The inlet/outlet tubes on the new core should not be stressed- support them with your other hand when you attach the new hoses and clamp them. This also may be a good time to check/replace the insulated fuel lines running in back of the motor and below the false firewall. I also took the opportunity to clean that components bay out thoroughly, clean the two big drains at the bottom, and vacuum out the crud from both corners at the base of the windshield posts. Don't forget your sunroof drain tubes. Use light oil to lube the bushings in the HVAC fan, also (not too much or it will short out the windings). While access is good, take the time to go over all the details you normally would struggle to get to. Some important details: On the molded hose with the tee in it, there's a plastic hose barb molded in that's not overly tough, so when you push the new coolant reservoir into this hose, place the spring clamp on first, then wet the nipple on the bottom of the reservoir, and support the tee from below with your hand while you push the reservoir straight into the short vertical hose section. Then slide up the spring clamp and release. That way you avoid strain on the molded tee section. Another tip: the plastic cover for this entire area has openings and a drain valley that lets leaves, tree seeds and pine needles down into the bay, clogging the drain tubes and causing electrical problems. Consider making a plastic gutter screen held by rivets. Take sections of gutter screen and rivet them onto the openings and across the discharge end of the drain valley. Use larger pieces on the right side- cut to fit where the power steering reservoir sits. One could cut an opening in the screen for the security system switch, then pop a rubber grommet over it to retain the screen in place. It's easy and effective for keeping this area free of debris.
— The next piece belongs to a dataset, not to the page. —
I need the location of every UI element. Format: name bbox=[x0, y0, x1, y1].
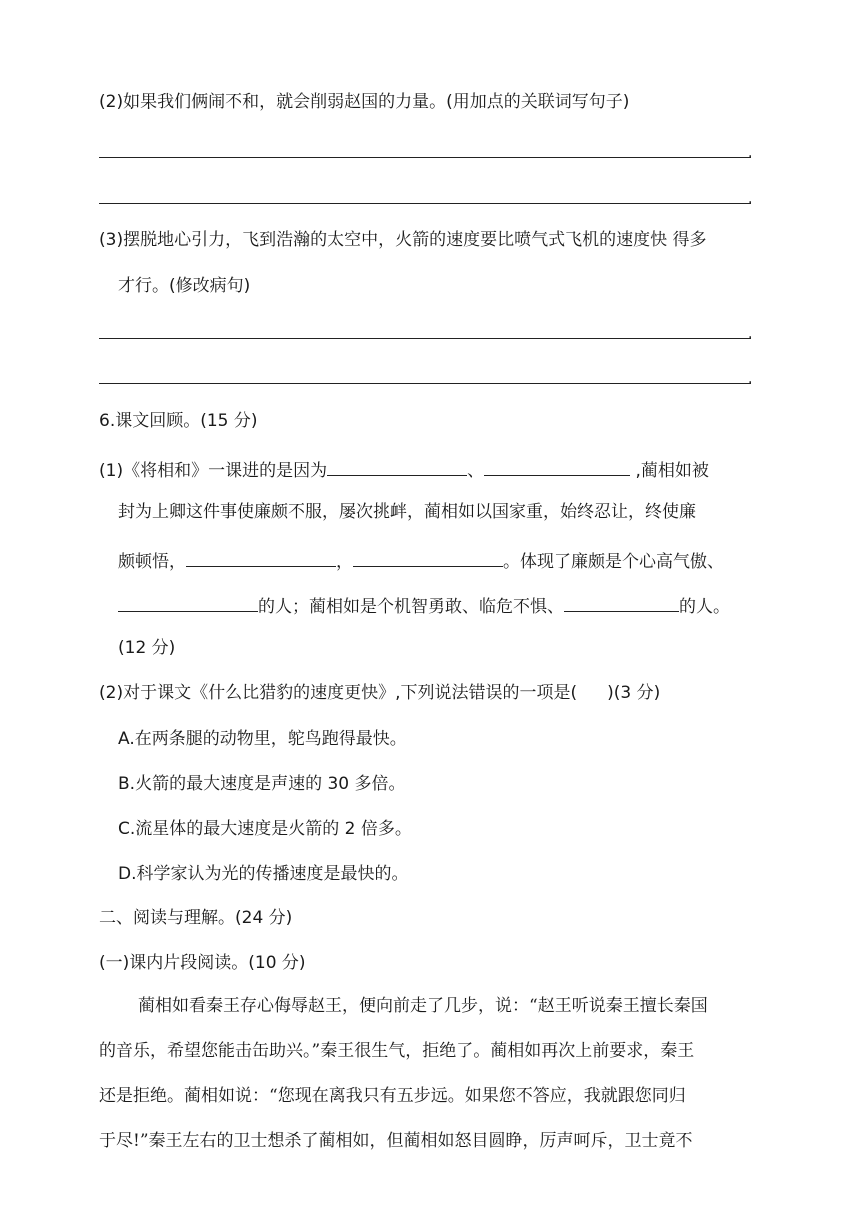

As I recall, the parts I used are as follows:

1- heater hose, core inlet, 1- heater hose, core outlet, 1- heater hose, engine-to-coolant reservoir, 1-new coolant reservoir, 1- new cabin air filter (original pleated style), two new 40-amp fuse links, 3- new radiator hoses (2 lower/1 upper), 2- gallons premium anti freeze, 1- gallon distilled water, 1- heater core, 1-flushing tee kit (install into heater hose accessible in front, above transmission case), NAPA/Echlin "CE-1" contact enhancer (aka Stabilant 22), 1-A/C filter/drier, 1/4" x 3/8"w stick-on foam weatherstrip (for core), 1-roll plastic gutter screen, 1-lot pop rivets w/ washers.

Parts sources at the time: Paul Spruell 770-458-8458, Centerline Alfa 303-447-0239, Alfa Parts Inc 800-890-2532, IAP 800-726-0555, West Suburban Auto Group 708-450-4430 (George ext 223), Alfa Ricambi 800-225-2532, Mastro Motors 813-884-7513 (AlfaBill).

The local shop refilled the AC refrigerant. They had the o-rings, the R134a, the tools, the gauges, the tech data, everything they need right there, and if there's a problem with AC afterward one can just return for a check over.